I live in the heart of Chennai’s software industry, and I am trying to figure out how an Ami One would fare there. This place makes a perfect ‘test track’, simply because it represents most regions in urban India. Here, there is a form of linear, ribbon development along a turnpike that is often referred to as the IT Expressway. However, behind this wide road lined with imposing IT buildings, there are many lanes, extremely narrow, providing access to interior neighbourhoods.

With unauthorised parking on both sides, some of these may not allow even an Ami One to go freely. That leads me to think about the Solo, an unusual electric vehicle, actually a cycle car, made by Electra Meccanica, and currently being sold in some parts of the United States. As the name suggests, the solo is about going it alone, and it’s my guess that this single-seater car may be a bit more comfortable negotiating these tight spaces.

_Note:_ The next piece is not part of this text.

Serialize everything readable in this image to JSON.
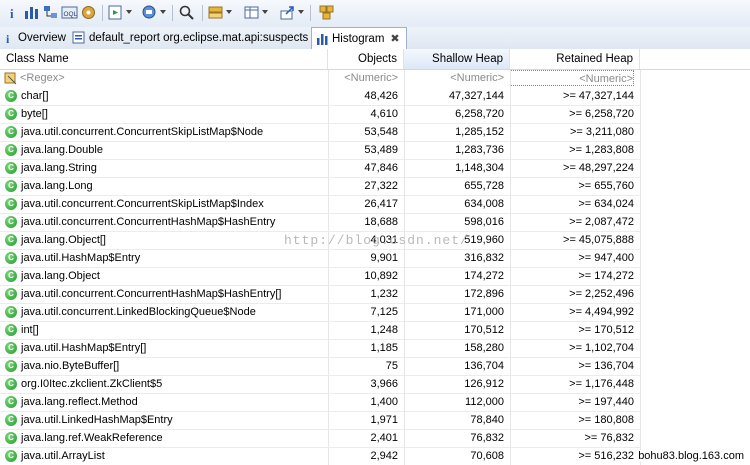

With two wheels in the front and one in the rear, much of Solo’s width comes from the front (52 inches there). With a tapering rear, it is better equipped to turn and wriggle out of tight corners. However, being realistic, one-seater and two-seater micro-mini cars such as these are not exactly wired to make straight the crooked paths birthed by improper urban planning in India, without adding a new problem to the ones they seek to solve. They will just end up unnecessarily adding to the volume of vehicles on our roads. In the future, the cause of green urban mobility will be served well, if a majority of car-owning households in India have just one small four-seater electric car for the entire family, ideally a four-seater quadricycle. Their ‘second car’ should be the Metro or any other mass transit system, assuming that in the future, our cities will be marked by greater connectivity through an integration of such transport systems.

I can sense some of you screaming ‘never-never land’. And you just may be right. But then, when you are looking for great change, you have to set your sights firmly on Utopia, so that you end up at a half-way mark towards it.